In a quite puzzling story fronting today's Washington Post, we read what a terrible time Ken Lay had as Enron was collapsing, and what a good man he is.
A few excerpts:
Ken, the man of principle: "As part of the Dynegy deal, Lay was scheduled to get a 'golden parachute' -- a payoff that amounted to $60 million to buy out his three-year contract. But on Nov. 13, after the perk was disclosed by Bloomberg News, Lay announced that he would forgo it. It didn't look good at a time when many of his employees and investors were losing millions as the company's stock plunged."
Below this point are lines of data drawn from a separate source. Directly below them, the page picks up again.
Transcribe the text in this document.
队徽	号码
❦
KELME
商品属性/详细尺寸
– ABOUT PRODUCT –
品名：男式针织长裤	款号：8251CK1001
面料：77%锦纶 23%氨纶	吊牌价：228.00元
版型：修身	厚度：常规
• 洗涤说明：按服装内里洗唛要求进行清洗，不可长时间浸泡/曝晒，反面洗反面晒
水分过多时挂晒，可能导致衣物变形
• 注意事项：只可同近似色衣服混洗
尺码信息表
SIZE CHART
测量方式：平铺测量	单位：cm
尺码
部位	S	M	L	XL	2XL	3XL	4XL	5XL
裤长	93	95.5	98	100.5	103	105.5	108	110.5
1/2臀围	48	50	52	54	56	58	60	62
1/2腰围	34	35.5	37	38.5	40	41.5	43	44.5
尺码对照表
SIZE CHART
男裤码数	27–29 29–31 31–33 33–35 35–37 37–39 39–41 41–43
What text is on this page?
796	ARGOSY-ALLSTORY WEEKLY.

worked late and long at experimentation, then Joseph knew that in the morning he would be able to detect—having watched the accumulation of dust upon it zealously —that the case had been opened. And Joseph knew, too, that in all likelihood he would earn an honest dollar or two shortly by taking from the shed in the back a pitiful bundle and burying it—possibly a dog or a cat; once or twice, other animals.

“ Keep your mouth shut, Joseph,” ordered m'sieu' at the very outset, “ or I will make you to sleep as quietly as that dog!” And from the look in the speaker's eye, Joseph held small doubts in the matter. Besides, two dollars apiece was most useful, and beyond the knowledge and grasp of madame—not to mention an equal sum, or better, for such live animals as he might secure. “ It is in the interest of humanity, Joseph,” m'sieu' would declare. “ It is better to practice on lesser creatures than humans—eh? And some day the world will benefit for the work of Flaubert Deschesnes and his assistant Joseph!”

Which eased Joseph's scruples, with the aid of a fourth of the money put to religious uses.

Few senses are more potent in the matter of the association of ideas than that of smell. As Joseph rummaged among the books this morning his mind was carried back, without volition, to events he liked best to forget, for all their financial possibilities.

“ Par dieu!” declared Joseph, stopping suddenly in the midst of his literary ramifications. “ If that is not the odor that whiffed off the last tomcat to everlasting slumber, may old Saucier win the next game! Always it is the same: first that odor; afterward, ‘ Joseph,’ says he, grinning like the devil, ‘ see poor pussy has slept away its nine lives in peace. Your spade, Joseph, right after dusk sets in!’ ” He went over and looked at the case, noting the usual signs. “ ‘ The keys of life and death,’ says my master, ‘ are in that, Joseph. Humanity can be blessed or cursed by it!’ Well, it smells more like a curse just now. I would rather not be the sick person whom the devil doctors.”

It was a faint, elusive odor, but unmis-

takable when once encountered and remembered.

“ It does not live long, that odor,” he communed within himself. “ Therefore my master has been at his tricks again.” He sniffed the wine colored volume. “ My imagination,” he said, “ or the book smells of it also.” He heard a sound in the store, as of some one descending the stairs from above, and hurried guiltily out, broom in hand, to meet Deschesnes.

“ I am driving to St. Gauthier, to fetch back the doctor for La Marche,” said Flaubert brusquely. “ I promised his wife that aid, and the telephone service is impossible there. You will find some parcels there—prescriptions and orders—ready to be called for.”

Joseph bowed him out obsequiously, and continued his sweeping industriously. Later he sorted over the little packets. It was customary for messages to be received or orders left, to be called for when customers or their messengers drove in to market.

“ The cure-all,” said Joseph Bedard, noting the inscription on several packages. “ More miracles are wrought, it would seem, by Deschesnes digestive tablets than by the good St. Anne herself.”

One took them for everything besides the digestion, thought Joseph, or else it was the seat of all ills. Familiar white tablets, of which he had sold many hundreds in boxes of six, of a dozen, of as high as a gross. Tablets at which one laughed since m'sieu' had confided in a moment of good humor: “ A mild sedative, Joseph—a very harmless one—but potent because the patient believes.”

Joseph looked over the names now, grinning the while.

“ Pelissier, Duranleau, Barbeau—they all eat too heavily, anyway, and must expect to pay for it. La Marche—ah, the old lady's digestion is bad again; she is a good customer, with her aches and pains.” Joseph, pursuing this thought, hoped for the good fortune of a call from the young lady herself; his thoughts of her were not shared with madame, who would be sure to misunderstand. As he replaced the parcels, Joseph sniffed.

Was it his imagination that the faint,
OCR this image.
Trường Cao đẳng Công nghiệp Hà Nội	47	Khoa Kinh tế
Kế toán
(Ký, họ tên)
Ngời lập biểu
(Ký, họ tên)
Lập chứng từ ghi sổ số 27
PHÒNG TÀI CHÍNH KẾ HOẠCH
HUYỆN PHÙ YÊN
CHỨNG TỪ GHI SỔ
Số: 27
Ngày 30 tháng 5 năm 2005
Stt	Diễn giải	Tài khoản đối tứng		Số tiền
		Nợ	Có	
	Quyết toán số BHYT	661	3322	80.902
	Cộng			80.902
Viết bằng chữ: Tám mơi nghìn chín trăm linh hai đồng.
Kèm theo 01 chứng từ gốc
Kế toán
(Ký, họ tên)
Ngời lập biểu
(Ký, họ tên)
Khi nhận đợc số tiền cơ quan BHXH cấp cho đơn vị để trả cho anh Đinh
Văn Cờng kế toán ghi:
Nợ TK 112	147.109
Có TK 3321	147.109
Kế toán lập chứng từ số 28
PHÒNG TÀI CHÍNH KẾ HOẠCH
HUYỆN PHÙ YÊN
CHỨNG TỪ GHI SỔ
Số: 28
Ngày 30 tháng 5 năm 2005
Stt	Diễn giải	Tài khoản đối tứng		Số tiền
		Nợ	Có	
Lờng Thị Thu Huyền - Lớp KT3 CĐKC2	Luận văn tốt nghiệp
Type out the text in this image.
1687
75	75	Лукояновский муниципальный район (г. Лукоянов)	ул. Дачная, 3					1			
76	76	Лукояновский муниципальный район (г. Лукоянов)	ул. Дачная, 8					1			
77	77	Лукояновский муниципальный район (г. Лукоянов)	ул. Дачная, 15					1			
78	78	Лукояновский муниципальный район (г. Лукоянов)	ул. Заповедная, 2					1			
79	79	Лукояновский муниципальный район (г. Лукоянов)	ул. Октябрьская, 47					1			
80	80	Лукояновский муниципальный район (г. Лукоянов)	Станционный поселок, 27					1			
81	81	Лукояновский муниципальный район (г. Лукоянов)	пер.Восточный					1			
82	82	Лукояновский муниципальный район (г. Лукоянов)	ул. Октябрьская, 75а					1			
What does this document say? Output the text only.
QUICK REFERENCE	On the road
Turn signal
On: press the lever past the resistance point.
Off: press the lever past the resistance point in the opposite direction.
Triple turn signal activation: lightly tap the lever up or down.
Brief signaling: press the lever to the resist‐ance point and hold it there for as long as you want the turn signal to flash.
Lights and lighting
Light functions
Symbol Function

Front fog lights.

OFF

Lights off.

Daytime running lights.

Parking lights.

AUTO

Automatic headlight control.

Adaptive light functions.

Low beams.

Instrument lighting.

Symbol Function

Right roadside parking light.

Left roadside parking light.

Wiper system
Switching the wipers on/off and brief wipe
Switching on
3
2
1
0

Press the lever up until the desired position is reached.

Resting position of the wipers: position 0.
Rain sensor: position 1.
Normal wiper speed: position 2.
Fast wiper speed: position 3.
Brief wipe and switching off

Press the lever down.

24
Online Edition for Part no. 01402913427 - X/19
Ken, well, the man of principle: "Lay shouldered responsibility for the mismanagement and concealment that marred the company's performance. Investigations were continuing and might turn up new facts but the culture of secrecy had ended, he promised."
Ken the martyr: "Ken Lay was alone. He drew back a privacy curtain in the emergency room of St. Luke's Episcopal Hospital and padded into view bare-legged, wearing a half-tied hospital gown, slippers and a confused expression.... 'There were six rooms in the emergency room," Blumenthal said. "All six were filled with patients. Everybody had somebody with them, a wife, a husband, a couple of kids. He was the only one who was all alone.'"
Ken Lay left Enron with having made $246.7 million. That's Alex Rodriguez money, except ARod hasn't bankrupted anybody's retirement plans.
Sorry if I don't feel badly for Ken Lay. He has a quarter of a billion dollars, has a friend in the White House, and will jet around the country and the continent for the rest of his life. Spending other people's money. If he felt really bad... if he really was responsible... he'd give the money back.